Furthermore, there was no association for the genotypes of children with other subtypes of JIA and oligoarthritis, neither for the genotype IL-12p40 pro2.2 (Fig. 1b) nor for rheumatoid factor negative and positive polyarthritis (Chi2-Test p 0.22).

Discussion

The present study is the first to investigate the functional relevant IL-12p40 promoter polymorphism in children with JIA. There was a tendency but no clear evidence for an association between the genotypes of patients with JIA or its subgroups and healthy controls.

Regarding the genotypes of the control subjects, in this group genotype IL-12p40 pro1.1 was more frequent than genotype IL-12p40 pro2.2. In several European studies either type IL-12p40 pro1.1 was less frequent than pro2.2 (20 % versus 22-31 % [10, 11]) or nearly equal (24 % versus 26 % [8]), in other surveys type pro1.1 was more common than IL-12p40 pro2.2 (30-35 % for type pro1.1 and 15-20 % for type pro2.2, mainly Bulgarian patients [7, 12]).

These somewhat mixed results are likely influenced by the high impact of the geographical origin and the number of tested individuals on the genotype’s distribution. In this study the latter factor is statistically limiting. Therefore no tribute was paid to the lower prevalence of the IL-12p40 pro1.1 genotype in patients with oligoarthritis compared to the here tested healthy subjects since most of the European study controls have similar percentages of the pro 1.1-genotype.

A tendency of a more frequent genotype IL-12p40 pro1.1 in systemic and polyarticular arthritis compared to oligoarthritis could not be proven significant in multiple comparison testing. This is partially due to the low number of samples in the subgroups of systemic and polyarticular arthritis. Control studies in other populations are needed to definitively exclude any association of the here tested genotypes of the promoter of IL-12p40 with JIA.

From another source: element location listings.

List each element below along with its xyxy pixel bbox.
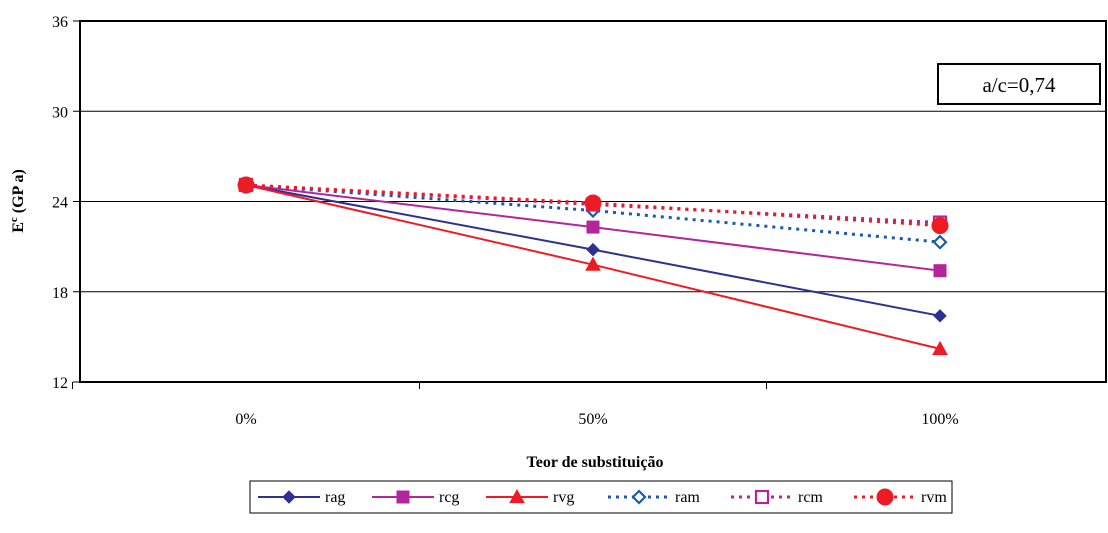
y-tick-label: 36	[52, 14, 68, 31]
annotation-box	[937, 63, 1101, 105]
legend-item-rvg: rvg	[486, 488, 574, 506]
legend-label: ram	[675, 489, 700, 506]
data-point-rag	[933, 309, 947, 323]
legend-marker	[396, 490, 410, 504]
y-tick-label: 18	[52, 285, 68, 302]
series-group	[237, 176, 949, 356]
legend-label: rvm	[921, 489, 947, 506]
data-point-rag	[586, 242, 600, 257]
legend	[249, 480, 953, 514]
legend-item-rcm: rcm	[731, 489, 823, 506]
legend-marker	[509, 488, 525, 504]
y-tick-label: 12	[52, 375, 68, 392]
x-axis-ticks: 0% 50% 100%	[72, 382, 959, 428]
annotation-text: a/c=0,74	[982, 73, 1056, 97]
x-tick-label: 50%	[578, 411, 607, 428]
data-point-rvm	[931, 217, 949, 235]
y-tick-label: 30	[52, 104, 68, 121]
data-point-rcg	[586, 220, 600, 234]
legend-marker	[876, 488, 894, 506]
legend-item-ram: ram	[608, 489, 700, 506]
x-tick-label: 0%	[235, 411, 256, 428]
data-point-rvg	[585, 256, 601, 271]
data-point-rvm	[237, 176, 255, 194]
series-rvm	[237, 176, 949, 235]
x-tick-label: 100%	[921, 411, 958, 428]
legend-item-rvm: rvm	[854, 488, 947, 506]
legend-label: rag	[325, 489, 345, 506]
legend-label: rcm	[798, 489, 823, 506]
data-point-rvm	[584, 194, 602, 212]
legend-item-rag: rag	[258, 489, 345, 506]
x-axis-label: Teor de substituição	[527, 454, 664, 471]
legend-marker	[282, 490, 296, 504]
legend-marker	[754, 489, 770, 505]
data-point-rvg	[932, 340, 948, 356]
legend-items: rag rcg rvg ram rcm rvm	[258, 488, 947, 506]
legend-marker	[631, 489, 647, 505]
y-axis-label: Ec (GP a)	[8, 169, 27, 233]
legend-item-rcg: rcg	[372, 489, 459, 506]
data-point-ram	[932, 234, 948, 250]
legend-label: rcg	[439, 489, 459, 506]
series-ram	[238, 177, 948, 250]
y-axis-ticks: 12 18 24 30 36	[52, 14, 80, 392]
data-point-rcg	[933, 264, 947, 278]
legend-label: rvg	[553, 489, 574, 506]
y-tick-label: 24	[52, 195, 68, 212]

Given the heterogeneity of the subgroups of JIA and the supposition of their different aetiologies [13], it is still possible that IL-12p40 is an important element in the pathogenesis of systemic and polyarticular arthritis. This is supported by studies showing a high level of IL-12 respectively IL-12p40 in the serum of patients with these two diseases in contrast to other subtypes [2, 4]. Analogically this does apply for patients with rheumatoid arthritis where no association of the IL-12p40 promoter genotype had been found [14]: In their synovial fluid the concentration of IL-12p40 was not elevated in contrast to JIA-polyarthritis and juvenile enthesitis-related arthritis [15]. Furthermore in autoimmune arthritis the presence of IL-12 is necessary to convert Th17 cells in vitro into Th17/1 cells [16]. This shift correlates with higher parameters of inflammation in patients with oligoarticular-onset JIA [17]. Therefore our primary assumption was that patients with oligoarthritis might have a higher prevalence of the IL-12p40 pro1.1 genotype. However this was not the case and might be related to the fact that the IL-12p40 pro1.1 phenotype does not necessarily result in an enhanced IL-12p70 production, which is needed for the conversion of Th17 into Th1 cells.

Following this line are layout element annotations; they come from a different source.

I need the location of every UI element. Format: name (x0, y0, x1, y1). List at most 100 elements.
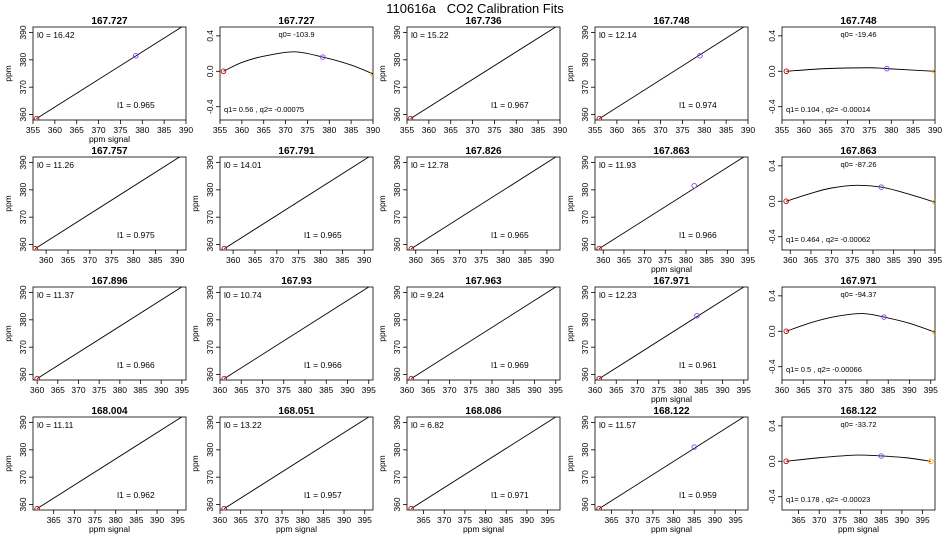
x-tick-label: 370 (71, 385, 85, 395)
plot-panel-16: 168.004 365 370 375 380 385 390 395 360 370 380 390… (3, 406, 187, 534)
plot-frame (219, 416, 374, 511)
slope-label: l1 = 0.965 (304, 230, 342, 240)
x-tick-label: 380 (509, 125, 523, 135)
y-tick-label: 380 (205, 442, 215, 456)
x-tick-label: 395 (549, 385, 563, 395)
x-tick-label: 380 (496, 255, 510, 265)
y-tick-label: 0.0 (767, 65, 777, 77)
q1-q2-label: q1= 0.178 , q2= -0.00023 (786, 495, 870, 504)
x-tick-label: 385 (148, 255, 162, 265)
x-tick-label: 370 (653, 125, 667, 135)
x-tick-label: 390 (902, 385, 916, 395)
x-tick-label: 370 (812, 515, 826, 525)
data-point (319, 54, 326, 60)
x-tick-label: 385 (887, 255, 901, 265)
x-tick-label: 365 (234, 385, 248, 395)
plot-frame (32, 26, 187, 121)
x-tick-label: 380 (322, 125, 336, 135)
x-tick-label: 390 (179, 125, 193, 135)
data-point (747, 287, 748, 288)
x-tick-label: 390 (553, 125, 567, 135)
plot-frame (406, 156, 561, 251)
x-tick-label: 365 (61, 255, 75, 265)
intercept-label: l0 = 11.93 (599, 160, 636, 170)
x-tick-label: 380 (485, 385, 499, 395)
intercept-label: l0 = 10.74 (224, 290, 262, 300)
y-tick-label: 380 (392, 312, 402, 326)
y-tick-label: 370 (580, 80, 590, 94)
x-tick-label: 365 (257, 125, 271, 135)
data-point (783, 458, 789, 465)
x-axis-label: ppm signal (838, 524, 879, 534)
y-tick-label: 370 (205, 210, 215, 224)
plot-title: 167.963 (465, 276, 502, 287)
y-tick-label: 390 (18, 415, 28, 429)
x-tick-label: 355 (213, 125, 227, 135)
fit-line (223, 417, 370, 510)
plot-panel-9: 167.863 360 365 370 375 380 385 390 395 360 370 380… (565, 146, 755, 274)
q0-label: q0= -103.9 (278, 30, 314, 39)
x-tick-label: 380 (126, 255, 140, 265)
plot-title: 168.004 (91, 406, 128, 417)
y-tick-label: 370 (392, 340, 402, 354)
data-point (878, 453, 884, 459)
q1-q2-label: q1= 0.104 , q2= -0.00014 (786, 105, 870, 114)
x-tick-label: 375 (862, 125, 876, 135)
y-axis-label: ppm (3, 325, 13, 342)
plot-title: 167.971 (840, 276, 877, 287)
plot-frame (406, 26, 561, 121)
intercept-label: l0 = 16.42 (37, 30, 75, 40)
slope-label: l1 = 0.965 (491, 230, 529, 240)
x-tick-label: 370 (840, 125, 854, 135)
y-tick-label: 380 (18, 182, 28, 196)
data-point (932, 329, 935, 335)
x-tick-label: 375 (675, 125, 689, 135)
y-axis-label: ppm (3, 195, 13, 212)
y-tick-label: 360 (392, 237, 402, 251)
x-tick-label: 375 (464, 385, 478, 395)
data-point (372, 157, 373, 158)
slope-label: l1 = 0.966 (679, 230, 717, 240)
q0-label: q0= -33.72 (840, 420, 876, 429)
fit-line (411, 287, 557, 380)
intercept-label: l0 = 11.57 (599, 420, 636, 430)
x-tick-label: 390 (150, 515, 164, 525)
data-point (221, 245, 228, 250)
data-point (596, 375, 602, 380)
y-tick-label: 370 (580, 210, 590, 224)
x-tick-label: 365 (804, 255, 818, 265)
x-tick-label: 365 (617, 255, 631, 265)
x-tick-label: 385 (319, 385, 333, 395)
data-point (33, 115, 40, 120)
x-tick-label: 370 (83, 255, 97, 265)
plot-title: 167.727 (278, 16, 315, 27)
plot-panel-18: 168.086 365 370 375 380 385 390 395 360 370 380 390… (377, 406, 561, 534)
x-tick-label: 375 (300, 125, 314, 135)
y-axis-label: ppm (3, 455, 13, 472)
data-point (783, 68, 790, 75)
x-tick-label: 395 (171, 515, 185, 525)
q1-q2-label: q1= 0.5 , q2= -0.00066 (786, 365, 862, 374)
x-tick-label: 365 (791, 515, 805, 525)
slope-label: l1 = 0.971 (491, 490, 529, 500)
intercept-label: l0 = 13.22 (224, 420, 262, 430)
x-tick-label: 375 (277, 385, 291, 395)
x-tick-label: 380 (296, 515, 310, 525)
plot-frame (219, 286, 374, 381)
y-tick-label: 380 (18, 442, 28, 456)
data-point (183, 157, 185, 158)
x-axis-label: ppm signal (651, 264, 692, 274)
x-tick-label: 355 (775, 125, 789, 135)
x-tick-label: 360 (235, 125, 249, 135)
y-tick-label: 0.4 (767, 30, 777, 42)
plot-title: 167.863 (840, 146, 877, 157)
x-tick-label: 375 (88, 515, 102, 525)
slope-label: l1 = 0.967 (491, 100, 529, 110)
data-point (220, 68, 227, 75)
y-axis-label: ppm (377, 195, 387, 212)
slope-label: l1 = 0.966 (117, 360, 155, 370)
y-tick-label: 0.4 (767, 290, 777, 302)
y-tick-label: 360 (18, 237, 28, 251)
x-tick-label: 385 (157, 125, 171, 135)
plot-panel-20: 168.122 365 370 375 380 385 390 395 -0.4 0.0 0.4 pp… (767, 406, 936, 534)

Therefore further studies are necessary to elucidate the exact role of IL-12p40 in JIA and its different subtypes.

Conclusion

No clear association between the polymorphisms of the IL-12p40 promotor of JIA patients or their subtypes could be found. Control studies in other populations are needed to definitively exclude any association and further studies should be done to evaluate the exact function of IL-12p40 in JIA.